Les faits sur lesquels reposait l'accusation étaient patents ; aussi les accusés ne cherchèrent-ils pas à les nier. Ils se bornèrent à invoquer leur patriotisme. Se retranchant derrière le décret du 24 mai par le quel la Convention avait fait appel à la Nation, et s'était placée sous sa sauvegarde, ils protestèrent n'avoir eu autre chose en vue dans leurs actes et leurs écrits que le salut de la patrie, l'indivisibilité de la République et la liberté de la représentation nationale.
Ce système de défense, le seul possible, et le seul vrai tout à la fois, entraînait pour chacun des accusés, la possibilité de la question spéciale d'intentionaliste, et cela avec d'autant plus de raison que la part d'action de chacun d'eux n'avait pas été le même, notamment pour un qui, absent lorsqu'on avait pris un des arrêtés incriminés, ne l'avait point signé.
Bergevin, Brichet, Morvan, Mérienne et leurs défenseurs, démontrèrent inutilement que la position de cette question était formellement prescrite par la loi du 21 octobre 1791, portant que « les juges examineront la moralité du fait, c'est-à-dire, les circonstances de provocation, d'intention, préméditation qu'il est nécessaire de connaître pour savoir à quel point le fait est coupable, et pour le définir par le vrai caractère qui lui appartient ». Ragmey ne tint aucun compte de cette réclamation, et arguant de la loi du 26 frimaire, an II (16 décembre 1793), il passa outre et procéda au résumé des débats, reproduction aggravée de l'acte d'accusation.

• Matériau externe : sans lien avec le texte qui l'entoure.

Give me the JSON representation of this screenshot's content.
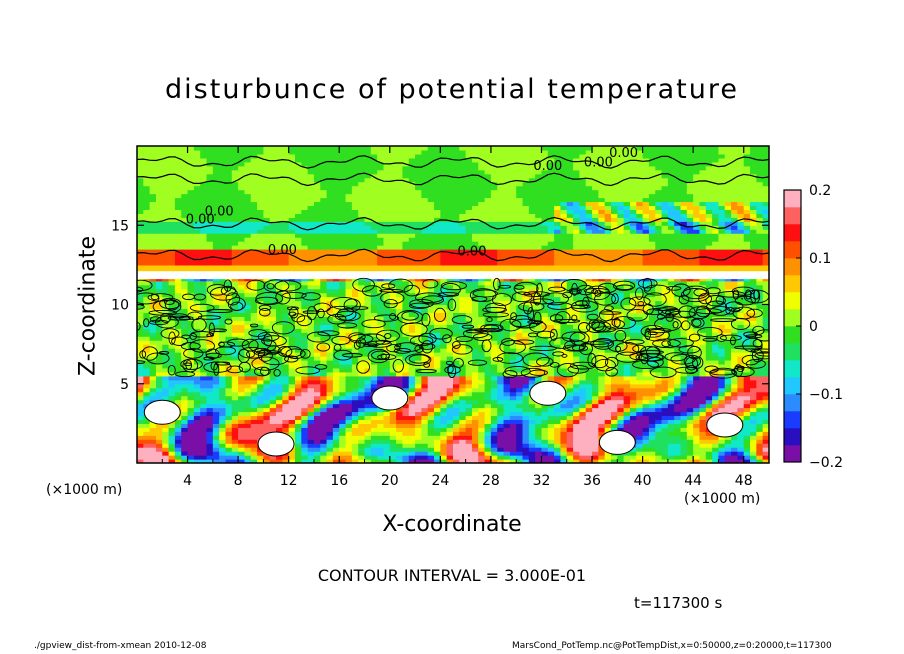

Au lieu de mettre en regard les uns des autres les moyens développés réciproquement par Donzé-Verteuil et les défenseurs, il écarta ceux qu'avaient fait valoir ces derniers et ne mit en relief, que les faits matériels. « Ceux qui en sont les auteurs ou les complices ne peuvent être que coupables, » s'écriait-il en concluant pour chacun d'eux. Qu'un accusé eût, ou non, apposé sa signature à l'un des actes incriminés, il ne faisait aucune distinction dès que cet accusé y était nommé ».
« Son résumé terminé, il posa les deux questions suivantes :
1° Est-il constant qu'il a existé une conspiration contre la liberté du peuple français tendant à rompre l'unité et l'indivisibilité de la République, à allumer le feu de la guerre civile, en armant les citoyens les uns contre les autres, en les provoquant à la désobéissance à la loi et à la révolte contre l'autorité légitime de la représentation nationale ?
2° Les accusés sont-ils convaincus d'être auteurs ou complices de cette conspiration ?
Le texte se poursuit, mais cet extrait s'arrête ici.